CINF 27
Mining a large reaction database with name reaction patterns
Matthew A. Kayala1, mkayala@ics.uci.edu, Qian-Nan Hu1, qhu@uci.edu, Jonathan H. Chen1, chenjh@uci.edu, James S. Nowick2, jsnowick@uci.edu, and Pierre Baldi1, pfbaldi@uci.edu. (1) Institute for Genomics and Bioinformatics, School of Information and Computer Sciences, University of California, Irvine, Irvine, CA 92697, (2) Department of Chemistry, University of California, Irvine, 4126 Natural Sciences 1, Irvine, CA 92697-2025
Over the past several years, comprehensive data sets of small chemical compounds, such as our own ChemDB (http://cdb.ics.uci.edu), have been made publicly available for statistical analysis and data mining purposes. However, access to reaction data resources is comparatively restricted. With data largely unavailable, how to approach knowledge discovery in reaction databases is an open question.

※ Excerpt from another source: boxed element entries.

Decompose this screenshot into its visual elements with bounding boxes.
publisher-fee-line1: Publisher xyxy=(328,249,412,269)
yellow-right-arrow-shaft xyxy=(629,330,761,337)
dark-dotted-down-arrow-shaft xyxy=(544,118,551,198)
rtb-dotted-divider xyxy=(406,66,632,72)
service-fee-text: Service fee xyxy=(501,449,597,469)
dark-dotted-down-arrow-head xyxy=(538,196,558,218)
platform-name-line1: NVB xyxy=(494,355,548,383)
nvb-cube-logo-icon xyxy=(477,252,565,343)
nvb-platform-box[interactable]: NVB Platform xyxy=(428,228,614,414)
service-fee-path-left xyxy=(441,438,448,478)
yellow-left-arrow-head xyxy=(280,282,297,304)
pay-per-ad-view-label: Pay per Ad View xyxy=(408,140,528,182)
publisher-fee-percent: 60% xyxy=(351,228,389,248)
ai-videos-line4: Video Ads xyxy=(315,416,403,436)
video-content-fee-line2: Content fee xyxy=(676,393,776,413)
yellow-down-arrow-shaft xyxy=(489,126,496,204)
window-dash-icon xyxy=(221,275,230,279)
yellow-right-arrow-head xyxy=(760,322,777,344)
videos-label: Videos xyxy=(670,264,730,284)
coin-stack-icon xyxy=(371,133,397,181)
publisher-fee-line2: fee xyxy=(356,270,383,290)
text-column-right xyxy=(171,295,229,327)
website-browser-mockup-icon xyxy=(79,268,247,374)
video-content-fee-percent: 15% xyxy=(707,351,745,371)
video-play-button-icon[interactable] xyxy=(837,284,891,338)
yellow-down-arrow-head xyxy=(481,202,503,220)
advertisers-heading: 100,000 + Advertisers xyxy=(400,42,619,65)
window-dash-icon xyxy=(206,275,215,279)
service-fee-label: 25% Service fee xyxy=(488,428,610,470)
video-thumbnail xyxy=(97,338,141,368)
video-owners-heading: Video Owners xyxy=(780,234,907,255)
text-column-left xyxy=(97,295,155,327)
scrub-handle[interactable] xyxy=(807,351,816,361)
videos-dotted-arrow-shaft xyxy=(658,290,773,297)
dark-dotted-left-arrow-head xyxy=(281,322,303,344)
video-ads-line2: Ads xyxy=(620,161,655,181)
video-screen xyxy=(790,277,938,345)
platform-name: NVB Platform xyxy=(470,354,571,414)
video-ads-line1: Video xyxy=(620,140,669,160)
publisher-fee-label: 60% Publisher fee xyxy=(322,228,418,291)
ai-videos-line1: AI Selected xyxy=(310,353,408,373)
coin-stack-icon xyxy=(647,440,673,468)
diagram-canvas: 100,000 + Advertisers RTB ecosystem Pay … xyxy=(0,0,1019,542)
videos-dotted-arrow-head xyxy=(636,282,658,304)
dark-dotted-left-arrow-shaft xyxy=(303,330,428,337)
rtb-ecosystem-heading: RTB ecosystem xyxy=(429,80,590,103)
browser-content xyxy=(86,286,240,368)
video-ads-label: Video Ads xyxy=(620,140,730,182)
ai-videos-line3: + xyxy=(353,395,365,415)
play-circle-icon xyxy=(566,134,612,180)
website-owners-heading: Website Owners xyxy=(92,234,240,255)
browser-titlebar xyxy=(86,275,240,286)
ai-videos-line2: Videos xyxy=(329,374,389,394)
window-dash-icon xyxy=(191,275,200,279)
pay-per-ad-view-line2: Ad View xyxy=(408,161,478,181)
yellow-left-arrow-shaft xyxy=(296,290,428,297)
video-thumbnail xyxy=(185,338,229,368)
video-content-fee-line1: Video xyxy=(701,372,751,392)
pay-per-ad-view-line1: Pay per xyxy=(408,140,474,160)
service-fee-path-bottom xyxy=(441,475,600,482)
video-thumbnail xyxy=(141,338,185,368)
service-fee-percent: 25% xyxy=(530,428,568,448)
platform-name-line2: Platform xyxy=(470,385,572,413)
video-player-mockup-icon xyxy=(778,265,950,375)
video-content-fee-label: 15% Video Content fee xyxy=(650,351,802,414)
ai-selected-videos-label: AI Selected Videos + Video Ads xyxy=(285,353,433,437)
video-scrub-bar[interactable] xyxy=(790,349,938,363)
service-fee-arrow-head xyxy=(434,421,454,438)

One potential method for data mining is to classify reactions using pattern matching rules. We present initial results on mining 2,000,000+ well-annotated reactions from a database of published reactions (SPRESI). Here, we have hand-composed 500+ SMIRKS language patterns to cover 306 common `Name Reactions'. The rules provide a broad classification of the database into a small number of classes based on net structural changes. To facilitate future research, a tool to classify reactions using the patterns has been made available as part of ChemDB.